School officials should have informed the public about fuel contamination at the old J.L. Forster high school when it first learned about it, according to a west-end city councillor.

Ward 2 representative John Elliott criticized the school board on Friday for not making the information public more than a year ago.

CBC News learned this week that fuel had leaked into the soil and groundwater of the property from a neighbouring waste processing plant owned at the time by BFI Canada.

Windsor's Ward 2 city Coun. John Elliott.

"If there's a contamination that the parties know about…should they inform the community? Yes," Elliott said. "A lot of things go on behind the scenes that the public should know...It's not right, we know that's not right."

The school district knew about the contamination by October 2014, four months after Forster was shut down for good, according to a written statement from superintendent Cathy Lynd.

The Ministry of Environment confirmed it learned about the "migration of fuel" from the BFI site around the same time. Ministry officials said BFI, at that time, had "completed the removal of some underground fuel storage tanks."

Further testing was done at the BFI site, which later became part of Progressive Waste Solutions, but there was no "immediate threat to human health," ministry officials told CBC.

Controversial sale

Learning about the environmental issues more than a year later only further raises questions about the controversial sale of the Forster property to the owners of the Ambassador Bridge, Elliott said.
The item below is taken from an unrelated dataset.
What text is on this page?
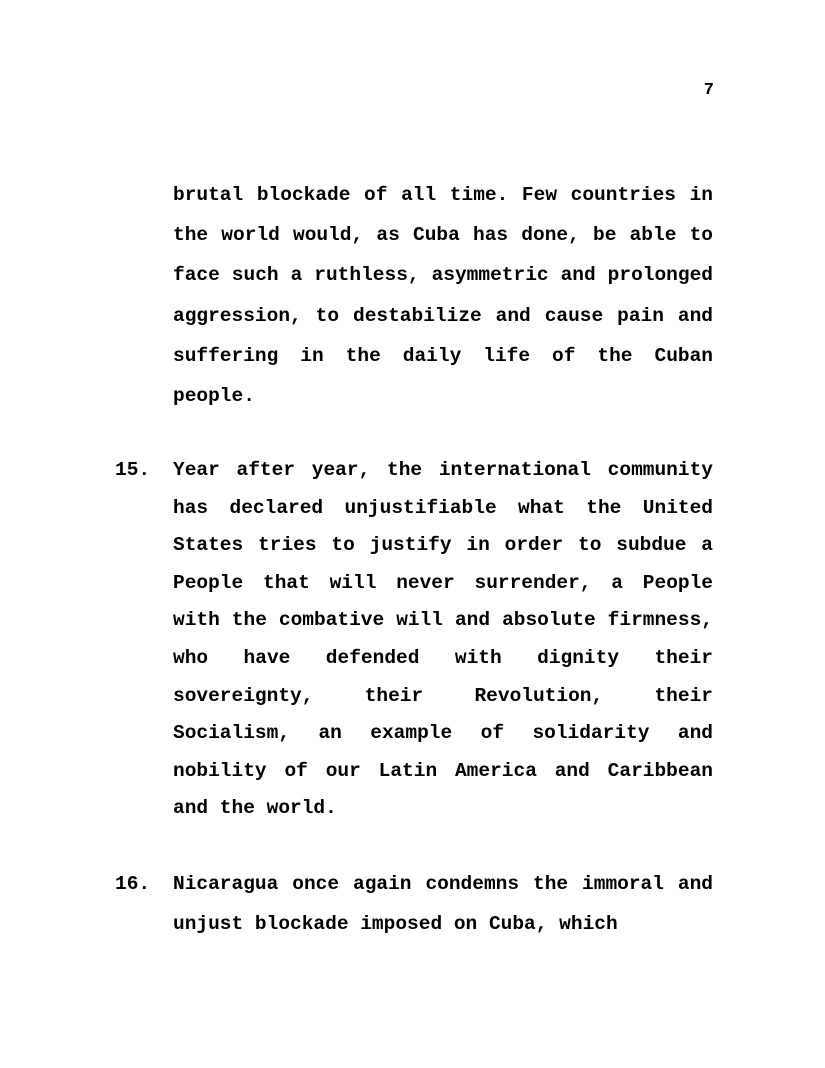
7
brutal blockade of all time. Few countries in the world would, as Cuba has done, be able to face such a ruthless, asymmetric and prolonged aggression, to destabilize and cause pain and suffering in the daily life of the Cuban people.
15. Year after year, the international community has declared unjustifiable what the United States tries to justify in order to subdue a People that will never surrender, a People with the combative will and absolute firmness, who have defended with dignity their sovereignty, their Revolution, their Socialism, an example of solidarity and nobility of our Latin America and Caribbean and the world.
16. Nicaragua once again condemns the immoral and unjust blockade imposed on Cuba, which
The school district sold the Forster site to Progressive for $1.2 million on Dec. 22, 2015. The company then flipped it to the Canadian Transit Company, which is a subsidiary of the Detroit International Bridge Company.

When the deal was made public, the district told CBC it never put the property on the market because of the legal issue with Progressive.

In a written statement issued this week, the district indicates it "entered into negotiations with Progressive" after officials "became aware of the environmental issue."